Age; agé. Dans ces deux mots l'a est fort ouvert, et prend l'accent circonflexe, âge, âgé. Il est long sans accent dans sable, table, fable, rable, diable, délabrement, etc.
Agi. Il en a mal agi avec moi; dites, il en a mal usé avec moi. On use de quelque chose; on en use; mais on n'agit pas de quelque chose; on n'en agit pas.
Agotiau, s. m. Espece de pelle creuse, à rebords, dont on se sert pour vider les bateaux; dites, écope, s. f.: ce batelet fait eau; il faut le vider avec une écope.
Aiguiser, v. Rendre pointu, rendre tranchant; prononcez l'u et l'i, qui forment une diphtongue, comme dans aiguille: aiguiser un couteau.
L'un sait d'un trait piquant aiguiser l'épigramme.
Boileau.
Ails, s. m. pl. Espece d'oignons d'une odeur très-forte.
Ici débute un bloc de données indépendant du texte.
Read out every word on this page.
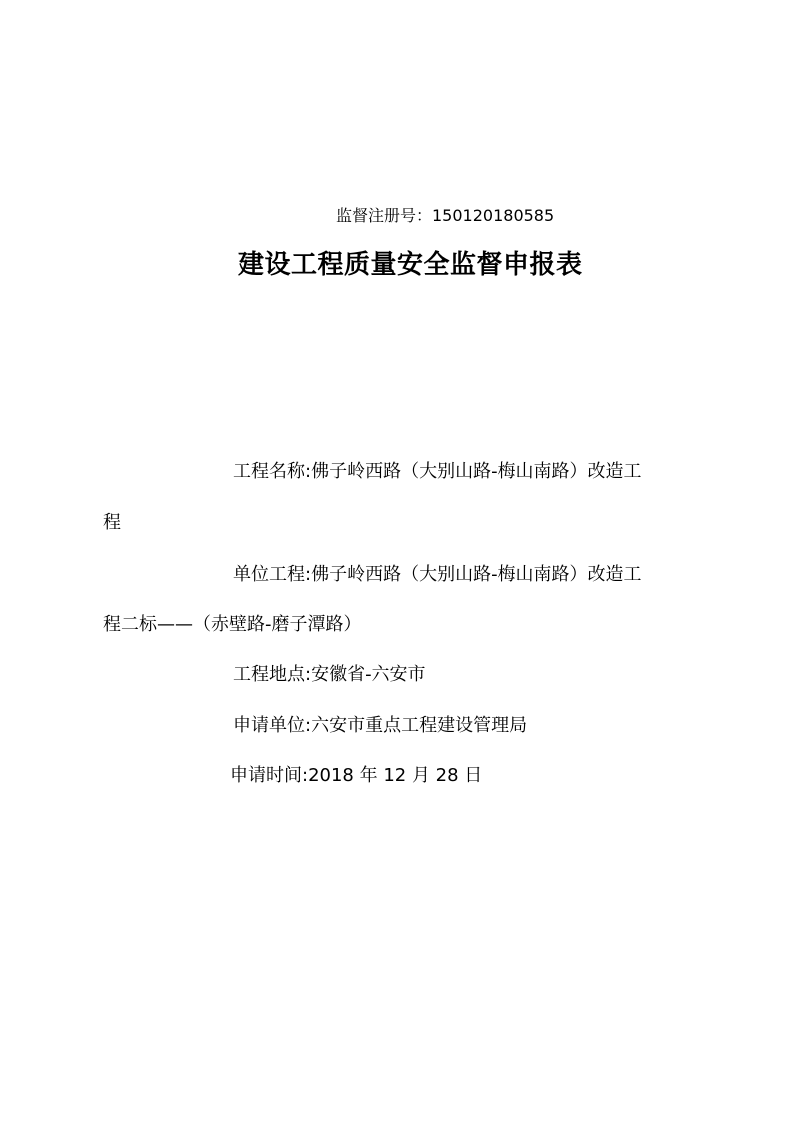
监督注册号：150120180585
建设工程质量安全监督申报表
工程名称:佛子岭西路（大别山路-梅山南路）改造工
程
单位工程:佛子岭西路（大别山路-梅山南路）改造工
程二标——（赤壁路-磨子潭路）
工程地点:安徽省-六安市
申请单位:六安市重点工程建设管理局
申请时间:2018 年 12 月 28 日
On dit souvent: craignez-vous les ails? Ce substantif et presque tous ceux qui finissent en ail et en al, changent au pluriel cette terminaison en aux, et le mot dont il s'agit fait aulx: on a mis des aulx dans cette salade; on peut dire aussi, des ails; cependant je conseille d'employer de préférence le singulier. Camail, détail, sérail, éventail, mail, etc. ne sont point soumis aux principes que nous venons de poser; ils ne changent point leur terminaison au pluriel; ils ne prennent que l's.
Ainsi, par conséquent. Ces deux mots réunis forment un pléonasme vicieux; c'est-à-dire, que ces deux termes disent la même chose; l'un des deux suffit.
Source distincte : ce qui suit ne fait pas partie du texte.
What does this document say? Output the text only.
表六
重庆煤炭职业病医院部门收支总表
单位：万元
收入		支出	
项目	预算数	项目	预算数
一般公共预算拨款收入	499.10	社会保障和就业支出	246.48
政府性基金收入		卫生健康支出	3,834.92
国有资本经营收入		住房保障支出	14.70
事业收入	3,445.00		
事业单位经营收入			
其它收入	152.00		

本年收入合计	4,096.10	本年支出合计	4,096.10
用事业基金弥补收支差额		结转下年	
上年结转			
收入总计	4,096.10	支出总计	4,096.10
Air. Aller grand air et belle manière; dites, grand'erre; ce mot est féminin. On doit dire, aller grand'erre, pour dire, faire trop grande dépense.
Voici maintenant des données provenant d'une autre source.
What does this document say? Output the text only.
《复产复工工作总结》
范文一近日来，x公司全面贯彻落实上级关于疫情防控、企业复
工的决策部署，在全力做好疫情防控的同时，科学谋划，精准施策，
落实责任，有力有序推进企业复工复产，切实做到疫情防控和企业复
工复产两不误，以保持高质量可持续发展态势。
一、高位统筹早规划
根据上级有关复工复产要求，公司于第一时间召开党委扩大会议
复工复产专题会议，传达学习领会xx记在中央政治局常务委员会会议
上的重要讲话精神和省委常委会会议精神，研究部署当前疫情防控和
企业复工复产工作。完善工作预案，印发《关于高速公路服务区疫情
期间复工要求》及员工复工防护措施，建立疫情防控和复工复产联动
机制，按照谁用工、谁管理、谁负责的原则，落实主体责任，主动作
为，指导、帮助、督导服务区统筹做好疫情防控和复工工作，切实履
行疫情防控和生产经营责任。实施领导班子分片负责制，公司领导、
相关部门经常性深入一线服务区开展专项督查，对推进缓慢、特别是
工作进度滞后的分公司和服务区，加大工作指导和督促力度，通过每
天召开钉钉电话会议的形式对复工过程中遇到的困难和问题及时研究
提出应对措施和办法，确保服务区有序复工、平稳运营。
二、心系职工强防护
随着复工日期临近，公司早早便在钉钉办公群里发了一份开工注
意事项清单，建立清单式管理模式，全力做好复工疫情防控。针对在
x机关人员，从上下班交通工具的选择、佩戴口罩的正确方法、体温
Air. Cette femme à l'air bonne. Il y a un solécisme dans cette proposition; car le mot bonne se rapportant, ou devant se rapporter au substantif air, qui est du genre masculin, il faut dire l'air bon: elle a l'air bon, et cependant elle n'est pas bonne. Dans la derniere proposition, l'adjectif[4] bonne est en rapport avec la personne ou le sujet qui est du genre féminin; au lieu que dans la premiere, bon se rapporte au mot air.